Justiça Eleitoral condena Lula por propaganda antecipada e aplica multa de R$ 15 mil

TRE de São Paulo entendeu que declaração do presidente durante evento oficial teve caráter eleitoral; defesa afirma que recorrerá da decisão
Por Paloma de Sá | GNEWSUSA

O presidente Luiz Inácio Lula da Silva (PT) foi condenado pelo Tribunal Regional Eleitoral de São Paulo (TRE-SP) ao pagamento de uma multa de R$ 15 mil por propaganda eleitoral antecipada. A decisão, proferida nesta quinta-feira (30), teve como base uma declaração feita por Lula durante o lançamento do programa Mover Brasil, em maio, quando mencionou as então ministras Simone Tebet e Marina Silva, atualmente candidatas ao Senado. Além da penalidade financeira, a Justiça determinou a retirada do vídeo do evento da plataforma YouTube. A defesa do presidente informou que recorrerá da decisão.

Entenda o caso

A ação foi proposta pelo partido Missão, que alegou que Lula realizou propaganda eleitoral antecipada ao incentivar o público presente no evento a votar em Simone Tebet e Marina Silva.

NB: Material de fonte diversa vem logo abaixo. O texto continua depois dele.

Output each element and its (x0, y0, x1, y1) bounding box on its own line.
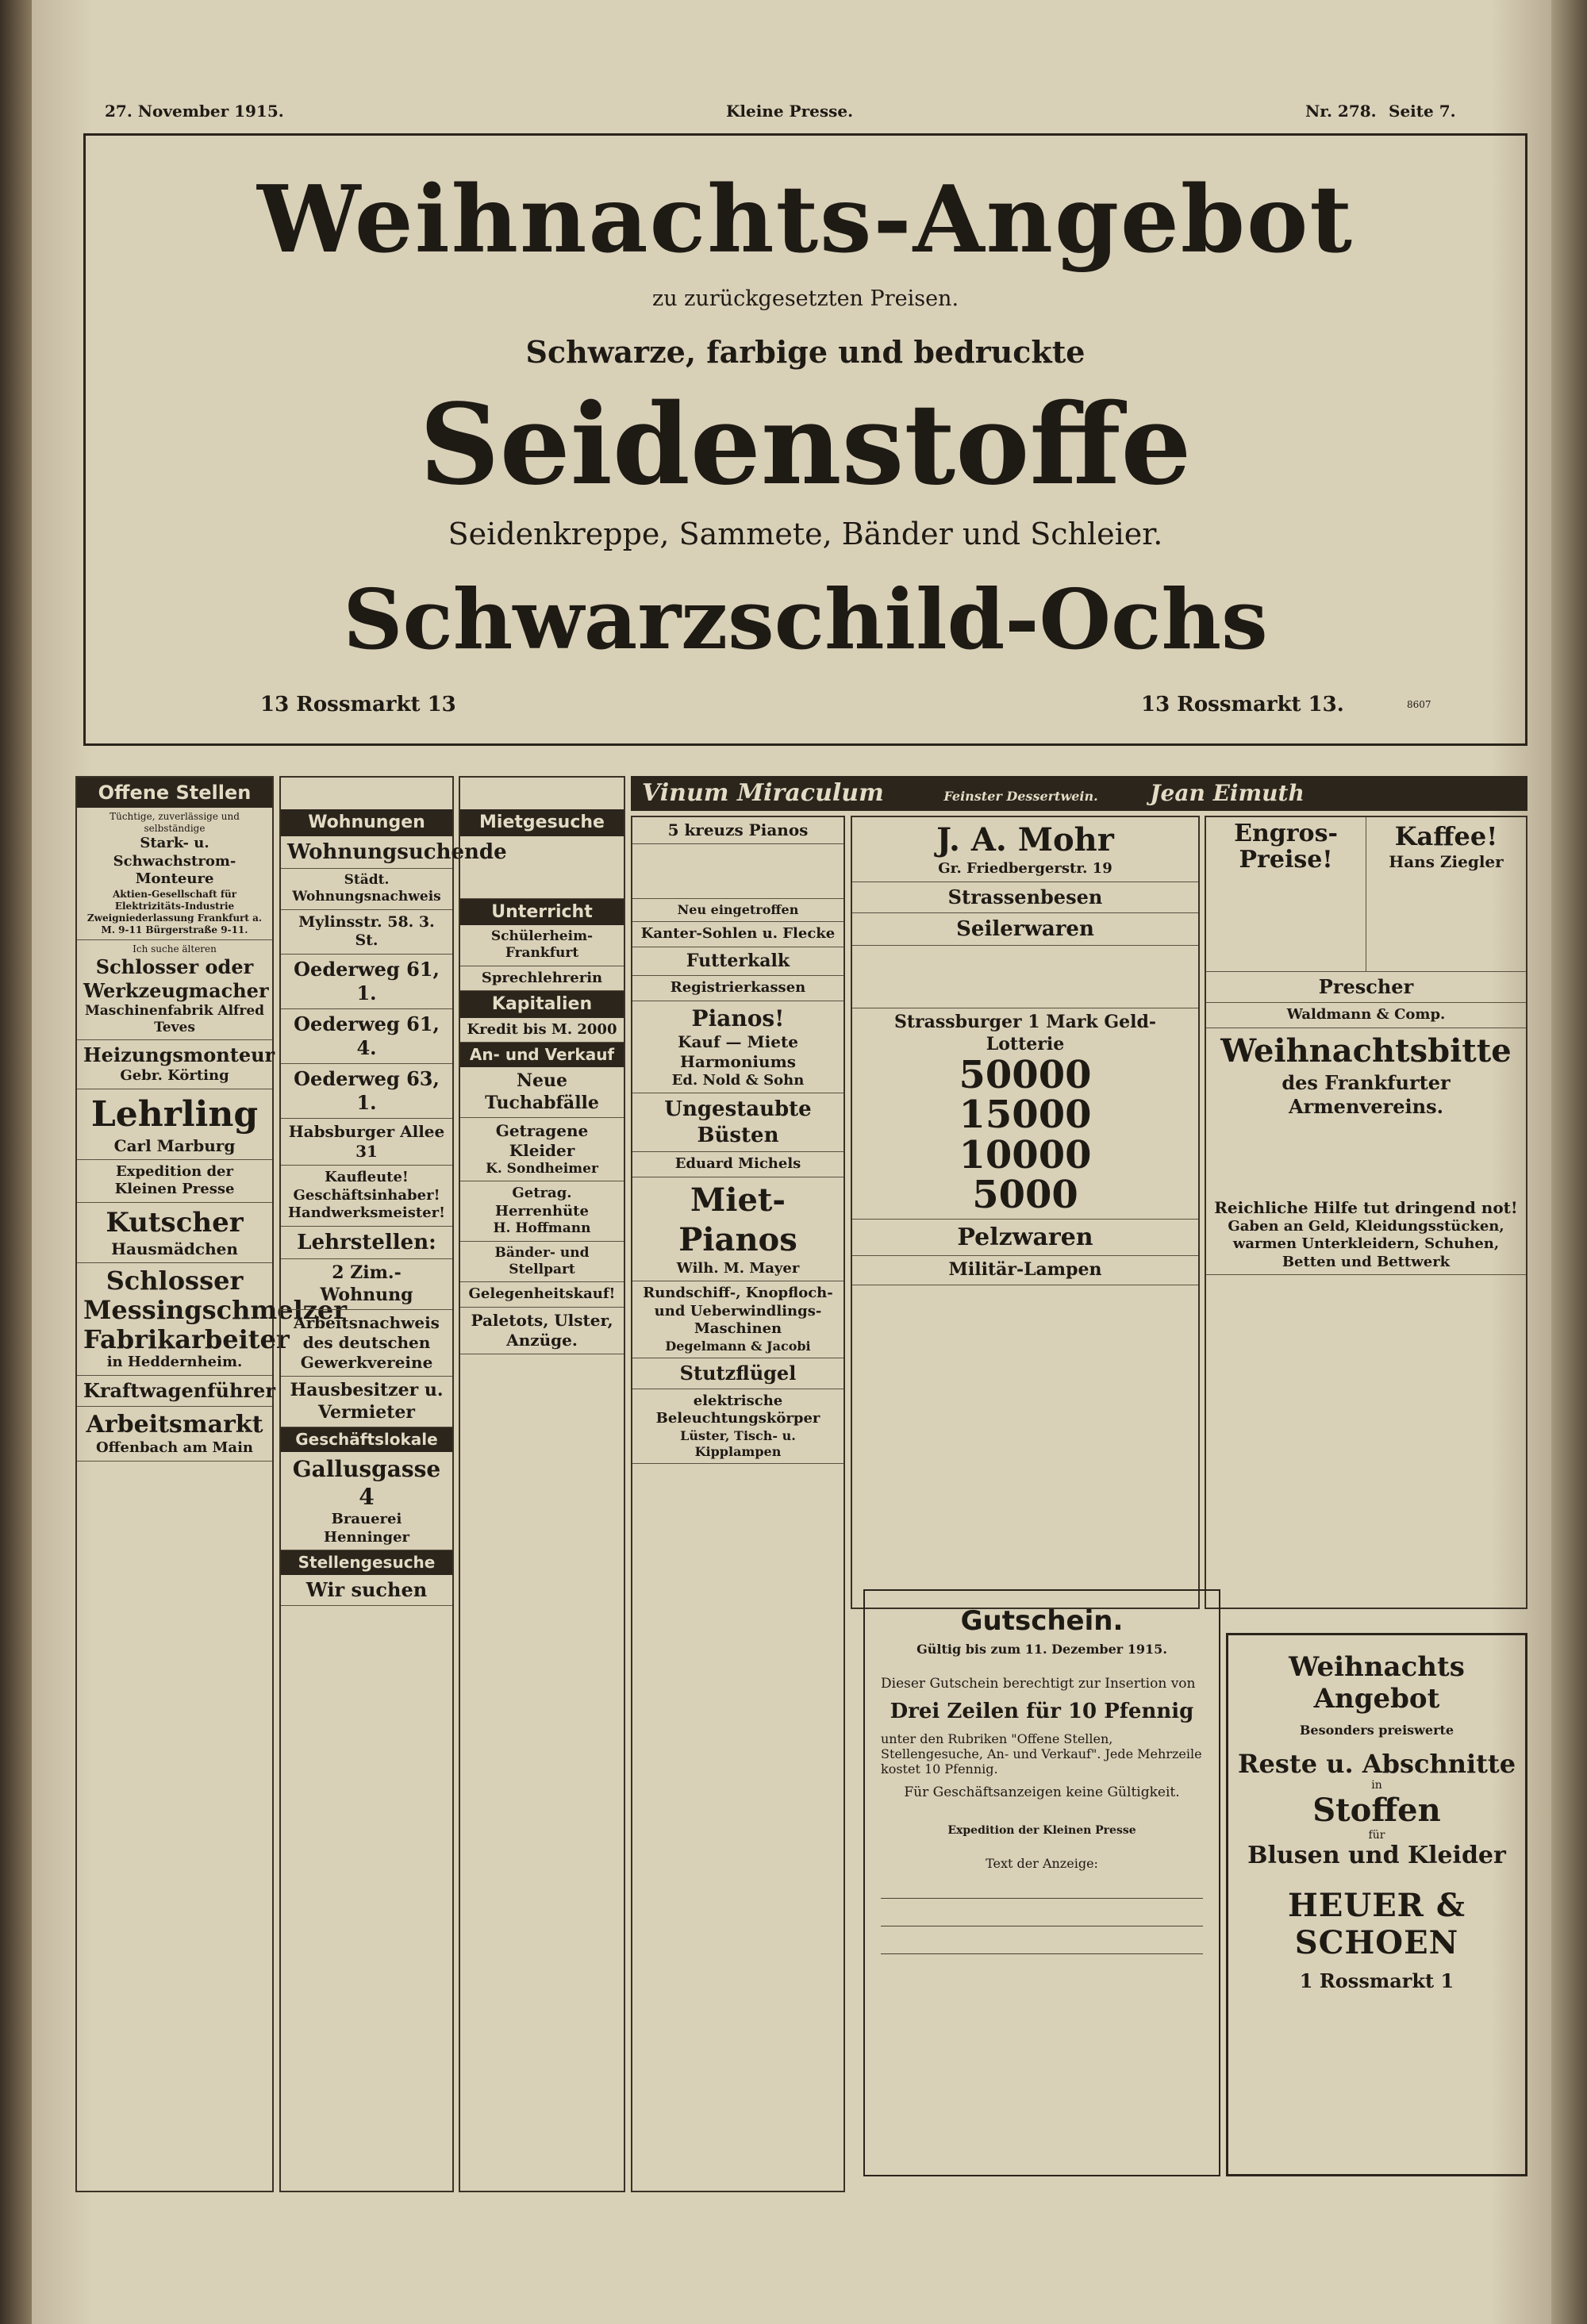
ad-sohlen: Kanter-Sohlen u. Flecke (632, 922, 843, 947)
ad-kaufleute: Kaufleute! Geschäftsinhaber! Handwerksmeister! (281, 1166, 452, 1227)
ad-heizungsmonteur: Heizungsmonteur Gebr. Körting (77, 1040, 272, 1089)
ad-heuer-schoen (1226, 1633, 1527, 2176)
banner-title: Vinum Miraculum (642, 779, 884, 807)
column-engros-weihnachtsbitte (1205, 816, 1527, 1609)
column-pianos (631, 816, 845, 2192)
main-ad-company: Schwarzschild-Ochs (343, 570, 1268, 668)
page-edge (1551, 0, 1587, 2324)
ad-schlosser: Ich suche älteren Schlosser oder Werkzeugmacher Maschinenfabrik Alfred Teves (77, 940, 272, 1041)
ad-wir-suchen: Wir suchen (281, 1575, 452, 1606)
ad-oederweg-63-1: Oederweg 63, 1. (281, 1064, 452, 1119)
ad-gewerkvereine: Arbeitsnachweis des deutschen Gewerkvereine (281, 1310, 452, 1377)
ad-beleuchtung: elektrische Beleuchtungskörper Lüster, Tisch- u. Kipplampen (632, 1389, 843, 1464)
ad-oederweg-61-4: Oederweg 61, 4. (281, 1009, 452, 1064)
ad-maschinen: Rundschiff-, Knopfloch- und Ueberwindlings-Maschinen Degelmann & Jacobi (632, 1281, 843, 1358)
section-title-an-und-verkauf: An- und Verkauf (460, 1043, 624, 1067)
page-binding (0, 0, 32, 2324)
coupon-line-1 (881, 1898, 1203, 1899)
ad-getragene-kleider: Getragene Kleider K. Sondheimer (460, 1118, 624, 1181)
ad-weihnachtsbitte: Weihnachtsbitte des Frankfurter Armenvereins. Reichliche Hilfe tut dringend not! Gaben an Geld, Kleidungsstücken, warmen Unterkleidern, Schuhen, Betten und Bettwerk (1206, 1028, 1526, 1276)
ad-wohnungsuchende: Wohnungsuchende (281, 836, 452, 870)
ad-prescher: Prescher (1206, 972, 1526, 1003)
coupon-price: Drei Zeilen für 10 Pfennig (890, 1700, 1194, 1723)
ad-futterkalk: Futterkalk (632, 947, 843, 977)
ad-mylinsstrasse: Mylinsstr. 58. 3. St. (281, 910, 452, 955)
heuer-address: 1 Rossmarkt 1 (1299, 1969, 1454, 1992)
column-mietgesuche (459, 776, 625, 2192)
ad-filler-1 (632, 844, 843, 899)
section-title-offene-stellen: Offene Stellen (77, 778, 272, 808)
header-page-number: Seite 7. (1389, 102, 1456, 121)
column-offene-stellen (75, 776, 348, 2192)
coupon-gutschein (863, 1589, 1220, 2176)
ad-monteure: Tüchtige, zuverlässige und selbständige Stark- u. Schwachstrom-Monteure Aktien-Gesellschaft für Elektrizitäts-Industrie Zweigniederlassung Frankfurt a. M. 9-11 Bürgerstraße 9-11. (77, 808, 272, 940)
header-date: 27. November 1915. (105, 102, 284, 121)
ad-stutzfluegel: Stutzflügel (632, 1358, 843, 1389)
ad-militaer-lampen: Militär-Lampen (852, 1256, 1198, 1285)
ad-kraftwagenfuehrer: Kraftwagenführer (77, 1376, 272, 1407)
main-ad-line: Schwarze, farbige und bedruckte (525, 334, 1086, 370)
ad-baender: Bänder- und Stellpart (460, 1242, 624, 1283)
ad-seilerwaren: Seilerwaren (852, 913, 1198, 947)
ad-expedition: Expedition der Kleinen Presse (77, 1160, 272, 1203)
section-title-kapitalien: Kapitalien (460, 991, 624, 1018)
ad-row-engros-kaffee (1206, 817, 1526, 972)
section-title-unterricht: Unterricht (460, 899, 624, 926)
ad-mietgesuch-text (460, 836, 624, 899)
coupon-text-2: unter den Rubriken "Offene Stellen, Stellengesuche, An- und Verkauf". Jede Mehrzeile kostet 10 Pfennig. (881, 1731, 1202, 1777)
ad-fabrikarbeiter: Schlosser Messingschmelzer Fabrikarbeiter in Heddernheim. (77, 1263, 272, 1376)
section-title-geschaeftslokale: Geschäftslokale (281, 1427, 452, 1452)
ad-lehrstellen: Lehrstellen: (281, 1227, 452, 1260)
ad-paletots: Paletots, Ulster, Anzüge. (460, 1308, 624, 1354)
coupon-text-3: Für Geschäftsanzeigen keine Gültigkeit. (904, 1784, 1180, 1800)
ad-kredit: Kredit bis M. 2000 (460, 1018, 624, 1043)
ad-gallusgasse: Gallusgasse 4 Brauerei Henninger (281, 1452, 452, 1550)
ad-sprechlehrerin: Sprechlehrerin (460, 966, 624, 992)
ad-buesten: Ungestaubte Büsten (632, 1093, 843, 1152)
main-ad-product: Seidenstoffe (419, 380, 1192, 510)
coupon-expedition: Expedition der Kleinen Presse (947, 1824, 1136, 1837)
coupon-validity: Gültig bis zum 11. Dezember 1915. (916, 1642, 1167, 1657)
ad-strassenbesen: Strassenbesen (852, 882, 1198, 913)
heuer-company: HEUER & SCHOEN (1288, 1887, 1466, 1961)
ad-waldmann: Waldmann & Comp. (1206, 1003, 1526, 1028)
ad-lehrling: Lehrling Carl Marburg (77, 1089, 272, 1160)
banner-brand: Jean Eimuth (1150, 780, 1305, 806)
main-ad-title: Weihnachts-Angebot (257, 166, 1354, 274)
ad-hausbesitzer: Hausbesitzer u. Vermieter (281, 1377, 452, 1427)
ad-schuelerheim: Schülerheim-Frankfurt (460, 925, 624, 966)
section-title-wohnungen: Wohnungen (281, 809, 452, 836)
main-advertisement (83, 133, 1527, 746)
ad-kaffee: Kaffee! Hans Ziegler (1389, 821, 1504, 871)
vinum-miraculum-banner (631, 776, 1527, 811)
ad-gelegenheitskauf: Gelegenheitskauf! (460, 1282, 624, 1308)
column-mohr-lotterie (851, 816, 1200, 1609)
banner-subtitle: Feinster Dessertwein. (943, 789, 1098, 804)
coupon-text-1: Dieser Gutschein berechtigt zur Insertion von (881, 1676, 1196, 1692)
coupon-line-3 (881, 1953, 1203, 1954)
ad-mohr: J. A. Mohr Gr. Friedbergerstr. 19 (852, 817, 1198, 882)
newspaper-page (32, 0, 1551, 2324)
main-ad-code: 8607 (1407, 699, 1431, 710)
main-ad-address-left: 13 Rossmarkt 13 (260, 693, 456, 716)
ad-kutscher: Kutscher Hausmädchen (77, 1203, 272, 1264)
heuer-stoffen: Stoffen (1312, 1792, 1441, 1829)
section-title-stellengesuche: Stellengesuche (281, 1550, 452, 1575)
coupon-title: Gutschein. (960, 1605, 1124, 1637)
ad-pianos-kreuzs: 5 kreuzs Pianos (632, 817, 843, 844)
heuer-blusen: Blusen und Kleider (1247, 1842, 1506, 1869)
ad-michels: Eduard Michels (632, 1152, 843, 1177)
ad-oederweg-61-1: Oederweg 61, 1. (281, 955, 452, 1009)
heuer-reste: Reste u. Abschnitte (1237, 1749, 1516, 1779)
main-ad-address-right: 13 Rossmarkt 13. (1141, 693, 1344, 716)
column-wohnungen (279, 776, 507, 2192)
ad-pianos-nold: Pianos! Kauf — Miete Harmoniums Ed. Nold & Sohn (632, 1001, 843, 1094)
ad-neu-eingetroffen: Neu eingetroffen (632, 899, 843, 922)
heuer-in: in (1371, 1779, 1382, 1792)
main-ad-details: Seidenkreppe, Sammete, Bänder und Schleier. (448, 517, 1163, 551)
ad-2-zim-wohnung: 2 Zim.-Wohnung (281, 1259, 452, 1310)
section-title-mietgesuche: Mietgesuche (460, 809, 624, 836)
ad-herrenhuete: Getrag. Herrenhüte H. Hoffmann (460, 1181, 624, 1241)
heuer-fuer: für (1368, 1829, 1385, 1842)
ad-habsburger-allee: Habsburger Allee 31 (281, 1119, 452, 1166)
ad-pelzwaren: Pelzwaren (852, 1220, 1198, 1257)
ad-staedt-wohnungsnachweis: Städt. Wohnungsnachweis (281, 869, 452, 910)
ad-miet-pianos: Miet-Pianos Wilh. M. Mayer (632, 1177, 843, 1282)
header-paper-name: Kleine Presse. (726, 102, 854, 121)
ad-engros: Engros-Preise! (1206, 817, 1366, 971)
ad-registrierkassen: Registrierkassen (632, 976, 843, 1001)
main-ad-subtitle: zu zurückgesetzten Preisen. (651, 286, 959, 311)
heuer-title: Weihnachts Angebot (1289, 1651, 1465, 1715)
coupon-text-label: Text der Anzeige: (986, 1856, 1098, 1871)
heuer-sub: Besonders preiswerte (1299, 1723, 1454, 1738)
ad-tuchabfaelle: Neue Tuchabfälle (460, 1067, 624, 1118)
ad-filler-2 (852, 946, 1198, 1008)
header-issue-number: Nr. 278. (1305, 102, 1377, 121)
ad-arbeitsmarkt: Arbeitsmarkt Offenbach am Main (77, 1407, 272, 1462)
ad-geld-lotterie: Strassburger 1 Mark Geld-Lotterie 50000 15000 10000 5000 (852, 1008, 1198, 1220)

Durante o discurso, o presidente afirmou que a população poderia apresentar reivindicações aos ministros do governo, mas fez uma ressalva em relação às duas candidatas:

“Só não mexam com a Janja (…) e nem com a Simone e nem com a Marina. O que vocês podem fazer com elas um dia é dar voto para as duas.”

Para o TRE-SP, a manifestação extrapolou os limites de um pronunciamento institucional e caracterizou um pedido de apoio eleitoral antes do período autorizado pela legislação.

Decisão do Tribunal

Ao julgar o caso, os desembargadores entenderam que a declaração representou propaganda eleitoral antecipada em favor das duas candidatas ao Senado.

Como consequência, o tribunal determinou:

  • aplicação de multa de R$ 15 mil ao presidente Lula;

  • retirada do vídeo do evento publicado no YouTube;

  • manutenção da absolvição de Simone Tebet e Marina Silva, que não foram responsabilizadas pela manifestação.

Defesa recorrerá

Em nota, a defesa de Lula afirmou que a fala ocorreu durante um evento institucional e não teve finalidade eleitoral.

Os advogados sustentam que o discurso deve ser interpretado dentro do contexto em que foi realizado e informaram que apresentarão recurso às instâncias superiores da Justiça Eleitoral, buscando reverter a condenação.

Partido autor da ação comemora resultado

O partido Missão, responsável pelo processo, avaliou que a decisão representa um importante precedente para a fiscalização da propaganda eleitoral.

O candidato da legenda à Presidência da República, Renan Santos, afirmou que, embora o valor da multa seja considerado baixo, o reconhecimento da irregularidade pela Justiça reforça a necessidade de cumprimento das regras eleitorais por todos os agentes públicos.

O que diz a legislação

A legislação eleitoral brasileira proíbe pedidos explícitos de voto antes do início oficial da campanha. A regra busca garantir igualdade entre candidatos e evitar que agentes públicos utilizem eventos oficiais ou estruturas governamentais para antecipar a disputa eleitoral.

A análise sobre a existência de propaganda antecipada é feita caso a caso pela Justiça Eleitoral, considerando o contexto da manifestação, o conteúdo da mensagem e eventual pedido explícito ou implícito de apoio eleitoral.

Próximos passos

Com o anúncio do recurso pela defesa, o caso ainda poderá ser reavaliado por instâncias superiores da Justiça Eleitoral. Até que haja decisão definitiva, a condenação permanece sujeita ao trâmite recursal previsto na legislação.